最終診療で楽に過ごせたと述べ、確認後に終了しました。この個別反応は顎関節や舌骨周囲が全症状の原因だったことを証明しません。
よくある質問
舌骨症候群とは何ですか
舌骨大角の局所圧痛と、耳・顔・下顎へ広がり得る首・咽頭痛を特徴とするまれな痛みです。症状一覧だけでなく、普段の痛みの再現と他疾患の除外が必要です。
舌骨症候群は何科で診ますか
咽頭痛、嚥下困難、嗄声、腫脹、発熱が中心なら耳鼻咽喉科が優先です。顎・耳症状が咀嚼、あくび、会話、首の動きで変わる場合は歯科口腔顎顔面領域も評価できます。
この患者は舌骨症候群と確定しましたか
いいえ。耳・顎・首・肩の痛みが併存したため舌骨周囲機能を鑑別に含めましたが、典型的な咽頭痛・嚥下痛はありませんでした。
舌骨を押して痛ければ診断できますか
いいえ。普段の痛みが再現するか、嚥下・会話・あくび・首回旋で変化するかを見ながら、耳鼻咽喉、甲状腺、感染、歯科、顎関節、神経障害性原因を除外します。
MRIが正常でも顔・目の痛みは続きますか
はい。MRI正常は重要ですが、すべての歯科・顎・筋・頭痛・神経障害性疼痛を除外しません。症状パターン、神経学的診察、歯科・眼科・耳鼻咽喉科評価を比較します。
顔面神経痛と顎由来痛はどう区別しますか
短い電撃様発作や感覚・誘発パターンと、咀嚼・開閉口・食いしばり・触診での変化を比較します。複数の機序が併存することもあります。
なぜ顎関節診療が52回だったのですか
複数部位の慢性痛があり、装置製作・反復調整、理学療法、薬物療法、顎機能と症状変化を約11か月追跡したためです。歯科修復は含まず、一般的な推奨回数ではありません。
この症例と併せて参照した研究
Brown 1954:最初の報告
Brown LA. Hyoid bone syndrome. Southern Medical Journal. 1954;47(11):1088–1091. DOI: 10.1097/00007611-195411000-00013。
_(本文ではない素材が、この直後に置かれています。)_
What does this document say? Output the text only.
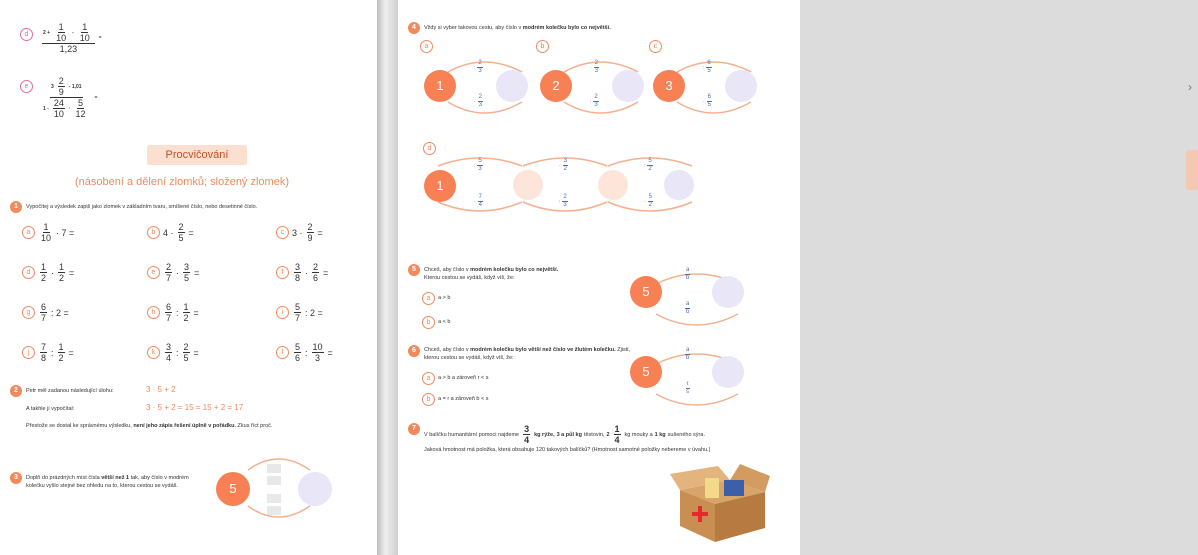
d	$\frac{2 + \frac{1}{10} - \frac{1}{10}}{1,23}$ =
e	$\frac{3 \frac{2}{9} - 1,01}{1 - \frac{24}{10} \cdot \frac{5}{12}}$ =
Procvičování
(násobení a dělení zlomků; složený zlomek)
1	Vypočítej a výsledek zapiš jako zlomek v základním tvaru, smíšené číslo, nebo desetinné číslo.
a	$\frac{1}{10} \cdot 7$ =	b $4 \cdot \frac{2}{5}$ =	c $3 \cdot \frac{2}{9}$ =
d	$\frac{1}{2} \cdot \frac{1}{2}$ =	e	$\frac{2}{7} \cdot \frac{3}{5}$ =	f	$\frac{3}{8} \cdot \frac{2}{6}$ =
g	$\frac{6}{7}$ : 2 =	h	$\frac{6}{7}$ : $\frac{1}{2}$ =	i	$\frac{5}{7}$ : 2 =
j	$\frac{7}{8}$ : $\frac{1}{2}$ =	k	$\frac{3}{4}$ : $\frac{2}{5}$ =	l	$\frac{5}{6}$ : $\frac{10}{3}$ =
2	Petr měl zadanou následující úlohu:	3 · 5 + 2
A takhle ji vypočítal:	3 · 5 + 2 = 15 = 15 + 2 = 17
Přestože se dostal ke správnému výsledku, není jeho zápis řešení úplně v pořádku. Zkus říct proč.
3	Doplň do prázdných míst čísla větší než 1 tak, aby číslo v modrém kolečku vyšlo stejné bez ohledu na to, kterou cestou se vydáš.	5
4	Vždy si vyber takovou cestu, aby číslo v modrém kolečku bylo co největší.
a
1
: $\frac{2}{3}$
· $\frac{2}{3}$
b
2
· $\frac{2}{3}$
: $\frac{2}{3}$
c
3
: $\frac{6}{5}$
· $\frac{6}{5}$
d
1
: $\frac{5}{3}$
· $\frac{7}{4}$
· $\frac{3}{2}$
: $\frac{2}{3}$
: $\frac{5}{2}$
· $\frac{5}{2}$
5	Chceš, aby číslo v modrém kolečku bylo co největší.
Kterou cestou se vydáš, když víš, že:
a	a > b
b	a < b
5
$\frac{a}{b}$
$\frac{a}{b}$
6	Chceš, aby číslo v modrém kolečku bylo větší než číslo ve žlutém kolečku. Zjisti, kterou cestou se vydáš, když víš, že:
a	a > b a zároveň r < s
b	a = r a zároveň b < s
5
$\frac{a}{b}$
$\frac{r}{s}$
7
V balíčku humanitární pomoci najdeme $\frac{3}{4}$ kg rýže, 3 a půl kg těstovin, $2 \frac{1}{4}$ kg mouky a 1 kg sušeného sýra.
Jaková hmotnost má položka, která obsahuje 120 takových balíčků? (Hmotnost samotné položky nebereme v úvahu.)
›
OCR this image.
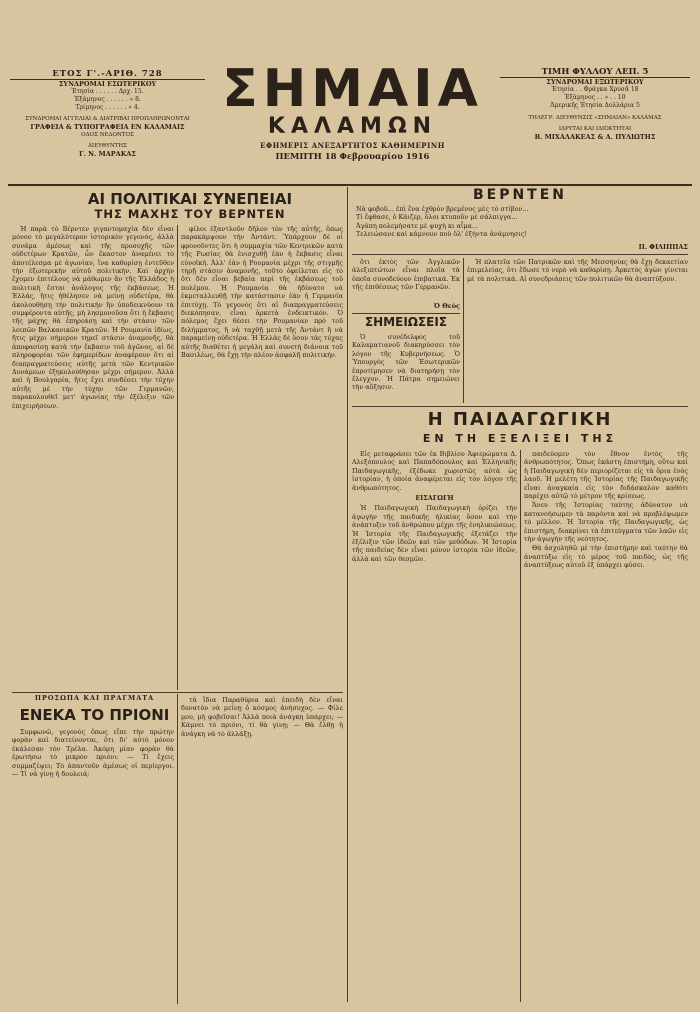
ΕΤΟΣ Γ'.-ΑΡΙΘ. 728
ΣΥΝΔΡΟΜΑΙ ΕΣΩΤΕΡΙΚΟΥ
Ἐτησία . . . . . . Δρχ. 15.
Ἑξάμηνος . . . . . . » 8.
Τρίμηνος . . . . . . » 4.
ΣΥΝΔΡΟΜΑΙ ΑΓΓΕΛΙΑΙ & ΔΙΑΤΡΙΒΑΙ ΠΡΟΠΛΗΡΩΝΟΝΤΑΙ
ΓΡΑΦΕΙΑ & ΤΥΠΟΓΡΑΦΕΙΑ ΕΝ ΚΑΛΑΜΑΙΣ
ΟΔΟΣ ΝΕΔΟΝΤΟΣ
ΔΙΕΥΘΥΝΤΗΣ
Γ. Ν. ΜΑΡΑΚΑΣ
ΣΗΜΑΙΑ
ΚΑΛΑΜΩΝ
ΕΦΗΜΕΡΙΣ ΑΝΕΞΑΡΤΗΤΟΣ ΚΑΘΗΜΕΡΙΝΗ
ΠΕΜΠΤΗ 18 Φεβρουαρίου 1916
ΤΙΜΗ ΦΥΛΛΟΥ ΛΕΠ. 5
ΣΥΝΔΡΟΜΑΙ ΕΞΩΤΕΡΙΚΟΥ
Ἐτησία . . Φράγκα Χρυσᾶ 18
Ἑξάμηνος . . » . . 10
Ἀμερικῆς Ἐτησία Δολλάρια 5
ΤΗΛΕΓΡ. ΔΙΕΥΘΥΝΣΙΣ «ΣΗΜΑΙΑΝ» ΚΑΛΑΜΑΣ
ΙΔΡΥΤΑΙ ΚΑΙ ΙΔΙΟΚΤΗΤΑΙ
Β. ΜΙΧΑΛΑΚΕΑΣ & Α. ΠΥΛΙΩΤΗΣ
ΑΙ ΠΟΛΙΤΙΚΑΙ ΣΥΝΕΠΕΙΑΙ
ΤΗΣ ΜΑΧΗΣ ΤΟΥ ΒΕΡΝΤΕΝ

Ἡ παρὰ τὸ Βέρντεν γιγαντομαχία δὲν εἶναι μόνον τὸ μεγαλύτερον ἱστορικὸν γεγονός, ἀλλὰ συνάμα ἀμέσως καὶ τῆς προσοχῆς τῶν οὐδετέρων Κρατῶν, ὧν ἕκαστον ἀναμένει τὸ ἀποτέλεσμα μὲ ἀγωνίαν, ἵνα καθορίσῃ ἐντεῦθεν τὴν ἐξωτερικὴν αὐτοῦ πολιτικήν. Καὶ ἀρχὴν ἔχομεν ἐπιτέλους νὰ μάθωμεν ἂν τῆς Ἑλλάδος ἡ πολιτικὴ ἔσται ἀνάλογος τῆς ἐκβάσεως. Ἡ Ἑλλάς, ἥτις ἠθέλησεν νὰ μείνῃ οὐδετέρα, θὰ ἀκολουθήσῃ τὴν πολιτικὴν ἣν ὑποδεικνύουν τὰ συμφέροντα αὐτῆς, μὴ λησμονοῦσα ὅτι ἡ ἔκβασις τῆς μάχης θὰ ἐπηρεάσῃ καὶ τὴν στάσιν τῶν λοιπῶν Βαλκανικῶν Κρατῶν. Ἡ Ρουμανία ἰδίως, ἥτις μέχρι σήμερον τηρεῖ στάσιν ἀναμονῆς, θὰ ἀποφασίσῃ κατὰ τὴν ἔκβασιν τοῦ ἀγῶνος, αἱ δὲ πληροφορίαι τῶν ἐφημερίδων ἀναφέρουν ὅτι αἱ διαπραγματεύσεις αὐτῆς μετὰ τῶν Κεντρικῶν Δυνάμεων ἐξηκολούθησαν μέχρι σήμερον. Ἀλλὰ καὶ ἡ Βουλγαρία, ἥτις ἔχει συνδέσει τὴν τύχην αὐτῆς μὲ τὴν τύχην τῶν Γερμανῶν, παρακολουθεῖ μετ' ἀγωνίας τὴν ἐξέλιξιν τῶν ἐπιχειρήσεων.

φίλοι ἐξαντλοῦν δῆλον τὸν τῆς αὐτῆς, ὅπως παρακάμψουν τὴν Ἀντάντ. Ὑπάρχουν δὲ οἱ φρονοῦντες ὅτι ἡ συμμαχία τῶν Κεντρικῶν κατὰ τῆς Ρωσίας θὰ ἐνισχυθῇ ἐὰν ἡ ἔκβασις εἶναι εὐνοϊκή. Ἀλλ' ἐὰν ἡ Ρουμανία μέχρι τῆς στιγμῆς τηρῇ στάσιν ἀναμονῆς, τοῦτο ὀφείλεται εἰς τὸ ὅτι δὲν εἶναι βεβαία περὶ τῆς ἐκβάσεως τοῦ πολέμου. Ἡ Ρουμανία θὰ ἠδύνατο νὰ ἐκμεταλλευθῇ τὴν κατάστασιν ἐὰν ἡ Γερμανία ἐπιτύχῃ. Τὸ γεγονὸς ὅτι αἱ διαπραγματεύσεις διεκόπησαν, εἶναι ἀρκετὰ ἐνδεικτικόν. Ὁ πόλεμος ἔχει θέσει τὴν Ρουμανίαν πρὸ τοῦ διλήμματος, ἢ νὰ ταχθῇ μετὰ τῆς Ἀντάντ ἢ νὰ παραμείνῃ οὐδετέρα. Ἡ Ἑλλὰς δὲ ὅσον τὰς τύχας αὐτῆς διαθέτει ἡ μεγάλη καὶ συνετὴ διάνοια τοῦ Βασιλέως, θὰ ἔχῃ τὴν πλέον ἀσφαλῆ πολιτικήν.

ΠΡΟΣΩΠΑ ΚΑΙ ΠΡΑΓΜΑΤΑ
ΕΝΕΚΑ ΤΟ ΠΡΙΟΝΙ

Συμφωνῶ, γεγονὸς ὅπως εἶπε τὴν πρώτην φορὰν καὶ διατείνονται, ὅτι δι' αὐτὸ μόνον ἐκάλεσαν τὸν Τρέλα. Ἀκόμη μίαν φορὰν θὰ ἐρωτήσω τὸ μικρὸν πριόνι: — Τί ἔχεις συμμαζέψει; Τὸ ἀπαντοῦν ἀμέσως οἱ περίεργοι. — Τί νὰ γίνῃ ἡ δουλειά;

τὰ ἴδια Παραθύρια καὶ ἐπειδὴ δὲν εἶναι δυνατὸν νὰ μείνῃ ὁ κόσμος ἀνήσυχος. — Φίλε μου, μὴ φοβεῖσαι! Ἀλλὰ ποιὰ ἀνάγκη ὑπάρχει; — Κάμνει τὸ πριόνι, τί θὰ γίνῃ; — Θὰ ἔλθῃ ἡ ἀνάγκη νὰ τὸ ἀλλάξῃ.

ΒΕΡΝΤΕΝ
Νὰ φοβοῦ... ἐπὶ ἔνα ἐχθρὸν βρεμένος μὲς τὸ στίβον...
Τί ἔφθασε, ὁ Κάιζερ, ὅλοι κτυποῦν μὲ σάλπιγγα...
Ἀγάπη πολεμήσατε μὲ ψυχὴ κι αἷμα...
Τελειώσανε καὶ κάμνουν ποὺ ὅλ' ἐξήντα ἀνάμνησις!
Π. ΦΙΛΙΠΠΑΣ

ὅτι ἐκτὸς τῶν Ἀγγλικῶν ἀλεξιπτώτων εἶναι πλοῖα τὰ ὁποῖα συνοδεύουν ἐπιβατικά. Ἐκ τῆς ἐπιθέσεως τῶν Γερμανῶν.

Ὁ Θεὸς
ΣΗΜΕΙΩΣΕΙΣ

Ὁ συνέδελφος τοῦ Καλαματιανοῦ διακηρύσσει τὸν λόγον τῆς Κυβερνήσεως. Ὁ Ὑπουργὸς τῶν Ἐσωτερικῶν ἐπροτίμησεν νὰ διατηρήσῃ τὸν ἔλεγχον. Ἡ Πάτρα σημειώνει τὴν αὔξησιν.

Ἡ πλατεῖα τῶν Πατρικῶν καὶ τῆς Μεσσηνίας θὰ ἔχῃ δεκαετίαν ἐπιμελείας, ὅτι ἔδωσε τὸ νερὸ νὰ καθαρίσῃ. Ἀρκετὸς ἀγὼν γίνεται μὲ τὰ πολιτικά. Αἱ συνεδριάσεις τῶν πολιτικῶν θὰ ἀναπτύξουν.

Η ΠΑΙΔΑΓΩΓΙΚΗ
ΕΝ ΤΗ ΕΞΕΛΙΞΕΙ ΤΗΣ

Εἰς μεταφράσει τῶν ἐκ Βιβλίου Ἀφιερώματα Δ. Αλεξόπουλος καὶ Παπαδόπουλος καὶ Ἑλληνικῆς Παιδαγωγικῆς, ἐξέδωκε χωριστῶς αὐτὰ ὡς ἱστορίαν, ἡ ὁποία ἀναφέρεται εἰς τὸν λόγον τῆς ἀνθρωπότητος.

ΕΙΣΑΓΩΓΗ

Ἡ Παιδαγωγικὴ Παιδαγωγικὴ ὁρίζει τὴν ἀγωγὴν τῆς παιδικῆς ἡλικίας ὅσον καὶ τὴν ἀνάπτυξιν τοῦ ἀνθρώπου μέχρι τῆς ἐνηλικιώσεως. Ἡ Ἱστορία τῆς Παιδαγωγικῆς ἐξετάζει τὴν ἐξέλιξιν τῶν ἰδεῶν καὶ τῶν μεθόδων. Ἡ Ἱστορία τῆς παιδείας δὲν εἶναι μόνον ἱστορία τῶν ἰδεῶν, ἀλλὰ καὶ τῶν θεσμῶν.

παιδεύομεν τὸν ἔθνον ἐντὸς τῆς ἀνθρωπότητος. Ὅπως ἑκάστη ἐπιστήμη, οὕτω καὶ ἡ Παιδαγωγικὴ δὲν περιορίζεται εἰς τὰ ὅρια ἑνὸς λαοῦ. Ἡ μελέτη τῆς Ἱστορίας τῆς Παιδαγωγικῆς εἶναι ἀναγκαία εἰς τὸν διδάσκαλον καθότι παρέχει αὐτῷ τὸ μέτρον τῆς κρίσεως.

Ἄνευ τῆς Ἱστορίας ταύτης ἀδύνατον νὰ κατανοήσωμεν τὰ παρόντα καὶ νὰ προβλέψωμεν τὸ μέλλον. Ἡ Ἱστορία τῆς Παιδαγωγικῆς, ὡς ἐπιστήμη, διακρίνει τὰ ἐπιτεύγματα τῶν λαῶν εἰς τὴν ἀγωγὴν τῆς νεότητος.

Θὰ ἀσχοληθῶ μὲ τὴν ἐπιστήμην καὶ ταύτην θὰ ἀναπτύξω εἰς τὸ μέρος τοῦ παιδὸς, ὡς τῆς ἀναπτύξεως αὐτοῦ ἐξ ὑπάρχει φύσει.
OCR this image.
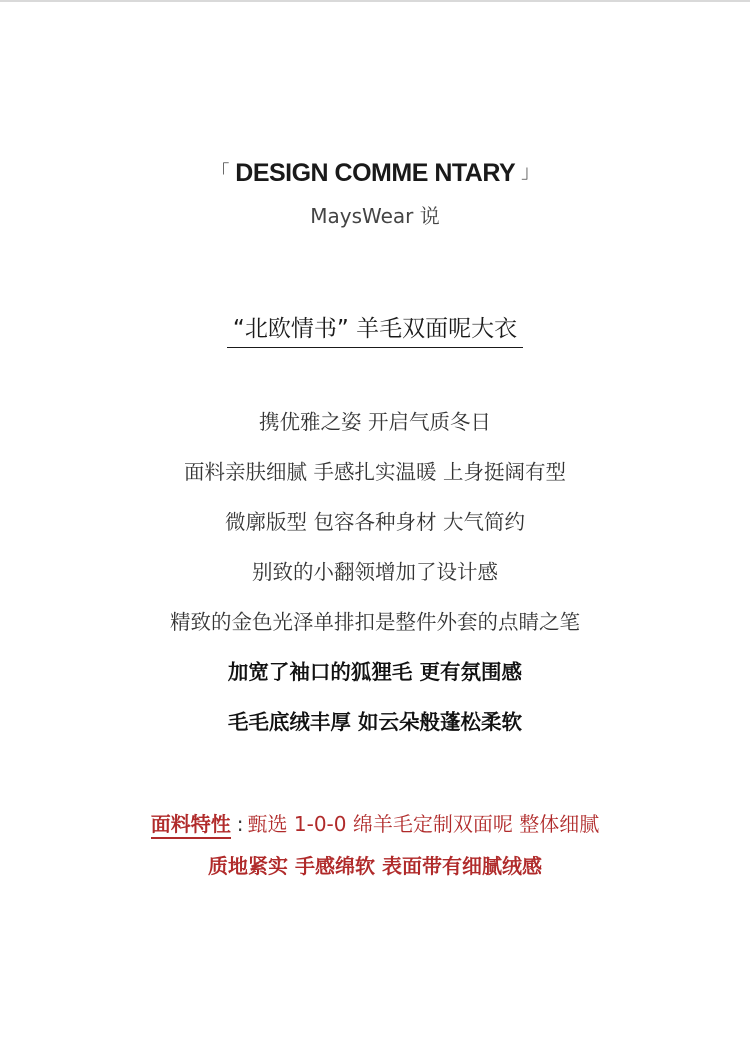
「 DESIGN COMME NTARY 」
MaysWear 说
“北欧情书” 羊毛双面呢大衣
携优雅之姿 开启气质冬日
面料亲肤细腻 手感扎实温暖 上身挺阔有型
微廓版型 包容各种身材 大气简约
别致的小翻领增加了设计感
精致的金色光泽单排扣是整件外套的点睛之笔
加宽了袖口的狐狸毛 更有氛围感
毛毛底绒丰厚 如云朵般蓬松柔软
面料特性 : 甄选 1-0-0 绵羊毛定制双面呢 整体细腻
质地紧实 手感绵软 表面带有细腻绒感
大角部圧痛を記載した初期報告ですが、現在は幅広い鑑別が必要です。
ErnestとSalter 1991:付着部変性
Ernest EA III, Salter EG. Journal of Prosthetic Dentistry. 1991;66(1):78–83. DOI: 10.1016/0022-3913(91)90357-3。中咽頭収縮筋付着部の腱症を組織学的に示しましたが、広範囲痛だけでは診断できません。
Robinsonら 1994:放散痛
Robinson PJほか. Journal of Laryngology & Otology. 1994;108(10):855–858. DOI: 10.1017/S0022215100128324。嚥下で悪化し耳・顔・下顎へ広がる痛みを報告しましたが、本患者には典型的咽頭痛・嚥下痛がありませんでした。
Liら 2023:症例群と診断過程
Li CXほか. Journal of Stomatology, Oral and Maxillofacial Surgery. 2023;124(1):101263. DOI: 10.1016/j.jormas.2022.08.006。会話・嚥下・あくび・頭部回旋で変化する深い咽頭・頸部痛に対し、大角触診とCTを含めた症例群です。
Nirら 1998:保存的治療研究
Nir Dほか. American Journal of Otolaryngology. 1998;19(5):296–300. DOI: 10.1016/S0196-0709(98)90001-1。疑い例でNSAIDs後の変化を報告しましたが、本症例に同治療を行ったという意味ではありません。
Siccoliら 2006:顔面痛の鑑別
Siccoli MMほか. Lancet Neurology. 2006;5(3):257–267. DOI: 10.1016/S1474-4422(06)70375-1。MRI正常や一治療への反応だけで決めず、神経痛、歯科・咀嚼系、副鼻腔などを分ける考えを支持します。